Galizia was one of Malta’s most vocal, respected, and well-known investigative journalists, particularly after she used the leaked Panama Papers to expose Prime Minister Joseph Muscat’s wife’s links to an offshore tax haven, where she was holding money from Azerbaijan’s ruling family. Galizia accused both Muscat and his wife of benefitting from the unexplained payments, and although they denied the accusations, they prompted Muscat to call for a snap election in June of this year, which he won.
In a statement, Muscat said “I condemn without reservations this barbaric attack on a person and on the freedom of expression in our country. Everyone is aware that Ms. Caruana Galizia was one of my harshest critics, politically and personally, as she was for others too. However, I can never use, in any way, this fact to justify, in any possible way, this barbaric act that goes against civilization and all dignity.”
Muscat also stated that he instructed the police force and National Security to take any necessary measures in the investigation to bring justice and to “seek assistance from international security bodies during the investigation.”
The investigation is being conducted by police in Malta, although Galizia’s family has expressed concern about corruption within the police force and have asked for the replacement of the senior police commissioner and the attorney general.
In an “unprecedented measure” the Maltese government is offering a reward of €1 million for any information regarding Galizia’s murder. In a statement, the government said it would offer the reward for “whomever comes forward with information leading to the identification of those responsible” for her death. Galizia’s family have not endorsed the reward, despite being asked by Muscat himself, according to The Guardian.
Galizia frequently wrote about corruption in Malta, most prominently through her blog ‘Running Commentary’ through which she aimed to expose corruption and greed amongst the Maltese government, police, senior officials, and business executives. Galizia had used the Panama Papers to expose offshore havens of the Muscats and other high-ranking government officials, many of whom had launched libel cases against her. Galizia’s last blog post – posted only half an hour before her death – accused the prime minister’s chief of staff of corruption and labelled him a “crook.” According to the Times of Malta, Galizia had filed a police report about death threats she had received approximately two weeks before her death.
Journalists in Malta have condemned the attack and are presenting an united front in the face of the attack on journalism and free speech. The online editor of the Times of Malta, Herman Grech, said in a statement “the attack on one of us will not stop us from shining a light where others want darkness.”

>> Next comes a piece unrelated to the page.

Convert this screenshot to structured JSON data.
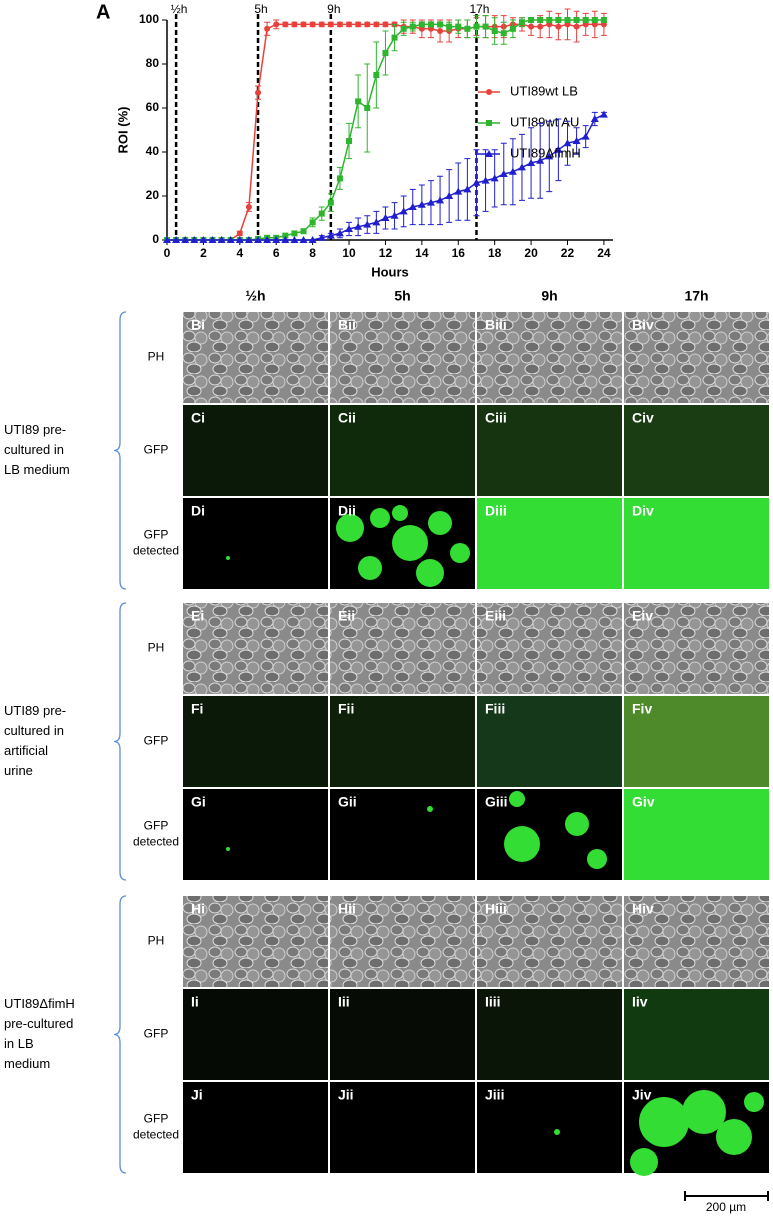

Galizia’s family have also condemned the Maltese government and authorities after the attack, calling on Muscat to “show political responsibility and resign.” In a Facebook post, Galizia’s three sons said they “are not interested in justice without change. We are not interested in a criminal conviction only for the people in government who stood to gain from our mother’s murder to turn around and say that justice has been served.”
Galizia’s death is one among many in a changing world in which journalists are frequently threatened, sued, killed, or otherwise silenced by the corrupted, rich, and powerful they are attempting to expose. Her death has also shined a light on the difficulties of investigative reporting amidst declining press freedoms. According to ‘Reporters Without Borders,’ many democratic countries “began falling [in the World Press Freedom Index] in preceding years and now, more than ever, nothing seems to be checking that fall.” However many European nations, including Malta, have never experienced violence against journalists on this scale. The attack prompted Frans Timmermans, the first Vice-President of the European Union to state that “if journalists are silenced, our freedom is lost.”
The attack has also exposed Malta’s dark underbelly in which those in power will go to extreme lengths to stay in power, and has increased fear in the lives of other Maltese journalists. In a small country with low crime against public figures and relatively safe streets, many have speculated that Galizia’s murderer was someone she had written critically about in the past, or someone who had taken offence at her writings and was attempting to send a message to the government or press through her death.
Freedom of the press – in every nation – is an institution that must always be protected and upheld, especially in cases where corruption is prominent. Without free press, secrets, lies, and corruption will go on unnoticed, tipping the scale towards those with more power, while harming those without. The incident in Malta, and other incidents in which journalists have been silenced, point to an alarming global shift, and until governments and authorities across the world ensure free press, will result in a breakdown in democracy and the rule of law.